El Estado de Chile también debe asumir sus responsabilidades, por de pronto, debe dar cabal cumplimiento a su obligación de actuar diligentemente, de la cual se ha desentendido por muchos años. Las autoridades deben investigar y desentrañar las estructuras de poder con la rigurosidad que exige la gravedad de los hechos. La falta de investigación, sanción y reparación genera responsabilidad internacional del Estado de Chile y, al mismo tiempo, de la Santa Sede, en materia de Derechos Humanos.

Por ello, es clave que la Fiscalía continúe desarrollando con más fuerza que antes la persecución penal pública y el trabajo de protección de las víctimas y testigos, además de seguir garantizando que la persona denunciante, sin importar en qué parte del país se encuentre, tenga una misma respuesta por parte de todos y todas las fiscales del país. Resulta también esencial que la Fiscalía Nacional, a la luz de la abolición del secreto pontificio, actualice los protocolos de actuación de los fiscales en la investigación de delitos sexuales cometidos por miembros de la Iglesia católica.

Del mismo modo, la Fiscalía Nacional debe persistir en la designación de fiscales preferentes u otros profesionales que puedan cumplir la función de contacto con ella en estos temas. En la actualidad, son ocho las regiones que cuentan con fiscales preferentes o abogados en calidad de puntos de contacto (FRM SUR, FRM Oriente, XV, III, VII, IX, XIV y X) para investigar y perseguir penalmente a los autores de estos delitos.

Corren nuevos vientos en la Iglesia, y sabido es que vienen nuevas generaciones de sacerdotes que nada tienen que ver con algunos de sus antecesores, que están rompiendo paradigmas de los perfiles tradicionales, con renovada vocación y con un valioso trabajo en las calles, poblaciones, no necesariamente al interior de templos, siendo fácil encontrarlos en Facebook, YouTube, Twitter, signos inequívocos de una verdadera renovación de la vida consagrada.

Resulta sencillo comprender entonces, que la abolición del secreto pontificio abre un camino de luz en contra del ocultamiento, la cultura del encubrimiento y del secreto mal entendido. Como sociedad, debemos ser capaces de comprender que no es a la Iglesia católica a la que se persigue, sino a los delitos cometidos por personas que no merecen ser parte de ella. La única postura de la Iglesia de aquí adelante debe ser la de absoluta colaboración con la justicia, tanto intra como extramuros eclesiásticos.

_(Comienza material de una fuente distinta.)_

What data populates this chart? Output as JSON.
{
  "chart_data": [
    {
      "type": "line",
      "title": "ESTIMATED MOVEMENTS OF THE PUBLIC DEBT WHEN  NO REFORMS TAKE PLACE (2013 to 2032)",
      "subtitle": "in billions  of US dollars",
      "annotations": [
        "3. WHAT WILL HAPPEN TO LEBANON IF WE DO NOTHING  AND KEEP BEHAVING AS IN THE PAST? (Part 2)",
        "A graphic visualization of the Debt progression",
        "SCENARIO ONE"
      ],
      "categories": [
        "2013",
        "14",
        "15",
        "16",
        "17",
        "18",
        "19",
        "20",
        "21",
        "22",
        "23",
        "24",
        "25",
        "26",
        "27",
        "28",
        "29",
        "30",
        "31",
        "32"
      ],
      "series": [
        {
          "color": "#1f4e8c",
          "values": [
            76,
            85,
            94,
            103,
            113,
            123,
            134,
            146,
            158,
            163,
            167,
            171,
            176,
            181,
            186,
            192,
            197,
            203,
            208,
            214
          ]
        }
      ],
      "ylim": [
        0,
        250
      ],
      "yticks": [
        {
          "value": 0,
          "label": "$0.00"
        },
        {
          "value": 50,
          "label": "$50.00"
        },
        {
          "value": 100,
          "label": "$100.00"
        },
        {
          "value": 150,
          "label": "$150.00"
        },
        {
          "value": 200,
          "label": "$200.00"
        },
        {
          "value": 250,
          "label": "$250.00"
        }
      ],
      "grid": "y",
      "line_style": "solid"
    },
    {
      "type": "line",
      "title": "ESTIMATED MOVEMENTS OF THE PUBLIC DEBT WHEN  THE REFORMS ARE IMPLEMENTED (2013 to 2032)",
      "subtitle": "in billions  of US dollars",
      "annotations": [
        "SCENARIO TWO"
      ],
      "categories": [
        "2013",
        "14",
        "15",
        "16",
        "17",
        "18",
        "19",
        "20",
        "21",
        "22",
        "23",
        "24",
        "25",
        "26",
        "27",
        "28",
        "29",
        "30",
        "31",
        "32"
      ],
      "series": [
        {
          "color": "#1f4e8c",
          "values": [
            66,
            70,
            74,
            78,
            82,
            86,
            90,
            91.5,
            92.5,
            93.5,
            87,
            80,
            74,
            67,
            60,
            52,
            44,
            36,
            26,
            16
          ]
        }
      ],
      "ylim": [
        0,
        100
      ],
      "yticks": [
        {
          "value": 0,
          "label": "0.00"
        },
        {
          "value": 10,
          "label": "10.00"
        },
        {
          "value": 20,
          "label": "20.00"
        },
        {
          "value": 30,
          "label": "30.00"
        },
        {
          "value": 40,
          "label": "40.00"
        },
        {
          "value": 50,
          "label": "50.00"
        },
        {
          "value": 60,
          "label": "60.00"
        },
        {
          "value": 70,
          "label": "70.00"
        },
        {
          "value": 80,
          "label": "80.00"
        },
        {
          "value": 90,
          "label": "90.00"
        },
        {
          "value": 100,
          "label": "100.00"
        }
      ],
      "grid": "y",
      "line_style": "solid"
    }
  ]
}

En buena hora, la sociedad civil, laicos y, por cierto, las heroicas víctimas de abusos, han dado una tenaz batalla, sin cuartel, contra la impunidad, logrando en el último tiempo sendas condenas en contra de pedófilos, pederastas y abusadores sexuales, así como han otorgado la convicción al Papa, no solo de remover de sus cargos a los religiosos y religiosas involucrados en estos condenables delitos, sino también la certeza de que había llegado el minuto de abolir el secreto pontificio.

  • El contenido vertido en esta columna de opinión es de exclusiva responsabilidad de su autor, y no refleja necesariamente la línea editorial ni postura de El Mostrador.